Usually, the shop owner wants a short-term solution, something he or she can do right now because time is of the essence. Unfortunately, most of the solutions out there are long-term ones. But that’s life. Overnight successes are few and far in between – usually, it takes a lot of hard work and a ton of patience before anyone sees the first fruits of their labor.

Going “lean” is a classic example. As John Sweigart said last year in our “Lean & Mean” series (replaced this year by “Lean Success Stories,” debuting in March), converting your shop to a lean process efficiency operational model is a journey, not a destination. Expect it to take a long time, and the journey to never end, but eventually you will see improvements.

Evolution is probably a wackier and perhaps completely off-base example, too. Think about how many millions of years it took some species of animals to evolve into the lean, mean, eating and procreating beasts they are today. Guess what? If they had an appendage they didn’t need, it eventually withered away and fell off. If there was an appendage they needed but didn’t have, it grew on. They got rid of the waste to make room for something a lot more useful. But it took a heck of a long time – time that some shops don’t think they have.

I’ve said it in this column before, but I’ll say it again: Another solution is marketing, which is a lost art in the collision repair world.

“Shops have forgotten how to market,” said Lou DiLisio, president of Automotive Industry Consulting, Inc. “Twenty years ago, we all marketed to consumers. You provided a good service, you got involved in the community and did other things to get customers in the door. But shops got lazy because, with one relationship, all of a sudden they had an influx of work. And now that influx has taken a stranglehold.” As far as marketing to insurers, I think State Farm consultant George Avery put it best when he said, “Don’t just say, ‘Hey, I used to be on your program. Can you put me back on?’ Show me something instead.” What he’s saying is that dropping off donuts to your local insurance office doesn’t work anymore. You’ve got to show them why your shop is special – that your customer service is off the charts (and you have a verified Customer Satisfaction Index to prove it) and that your cycle time is better than the industry average because you’re super efficient.

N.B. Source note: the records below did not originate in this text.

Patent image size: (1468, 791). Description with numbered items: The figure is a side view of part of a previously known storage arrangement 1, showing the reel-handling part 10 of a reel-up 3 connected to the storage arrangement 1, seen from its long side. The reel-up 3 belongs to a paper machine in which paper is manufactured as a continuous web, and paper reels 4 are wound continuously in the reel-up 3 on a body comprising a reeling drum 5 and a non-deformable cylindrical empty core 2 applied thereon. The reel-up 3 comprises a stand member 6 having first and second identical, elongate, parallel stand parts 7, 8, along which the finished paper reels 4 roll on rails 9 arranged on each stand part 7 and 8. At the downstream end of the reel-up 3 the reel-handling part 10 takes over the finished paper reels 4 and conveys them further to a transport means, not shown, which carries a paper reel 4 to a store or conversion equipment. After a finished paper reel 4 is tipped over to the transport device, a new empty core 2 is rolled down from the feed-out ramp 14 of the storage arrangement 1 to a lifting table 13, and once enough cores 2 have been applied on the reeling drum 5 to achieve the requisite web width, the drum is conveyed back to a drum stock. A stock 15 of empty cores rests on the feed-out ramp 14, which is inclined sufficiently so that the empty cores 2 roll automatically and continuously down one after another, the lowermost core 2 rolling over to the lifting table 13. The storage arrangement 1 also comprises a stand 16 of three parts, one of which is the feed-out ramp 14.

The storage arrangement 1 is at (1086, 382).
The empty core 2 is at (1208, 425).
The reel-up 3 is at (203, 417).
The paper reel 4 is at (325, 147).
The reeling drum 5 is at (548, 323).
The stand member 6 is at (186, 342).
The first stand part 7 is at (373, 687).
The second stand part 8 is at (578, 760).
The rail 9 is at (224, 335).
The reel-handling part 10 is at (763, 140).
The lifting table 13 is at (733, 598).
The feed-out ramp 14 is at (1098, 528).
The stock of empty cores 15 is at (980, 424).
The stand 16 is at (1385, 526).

Thinking of marketing to consumers reminds me of last summer, when I didn’t see one float in my city’s Fourth of July parade that advertised a body shop. I used to know a guy who owned a landscape company who dressed as Santa Claus every Christmas and drove around the city in his company truck, handing out presents to children. Hokey? Maybe. Effective? With a doubt.

The bottom line is that shops have to start thinking way out of the box. I recall a Society of Collision Repair Specialists meeting last year where an Oklahoma shop owner got a bunch of other shop owners chuckling about a competing body shop in his area that also served as a taco stand. Hey, I laughed, too, but now I’m thinking maybe this guy was on to something. People have to eat lunch every day, so serving tacos is sure going to bring more customers back more frequently than waiting for them to have another wreck. It’s like Scott Biggs, CEO/founder of the Assured Performance Network, said in his article, “Ditch Your One-Dimensional Ways,” (BSB October 2007): “Body shops are a one-dimensional business in a multi-dimensional world. It’s like walking into a 50,000-square-foot Wal-Mart to find they only sell poinsettias!”

Am I advocating that every single body shop in the United States start selling tacos? Well, not unless they’re good. But seriously, shops need to start employing this type of out-of-the-box (or out-of-the-universe, in the taco case) thinking. They also need to re-learn how to market, improve process efficiency and find a niche. That’s the long and short of it.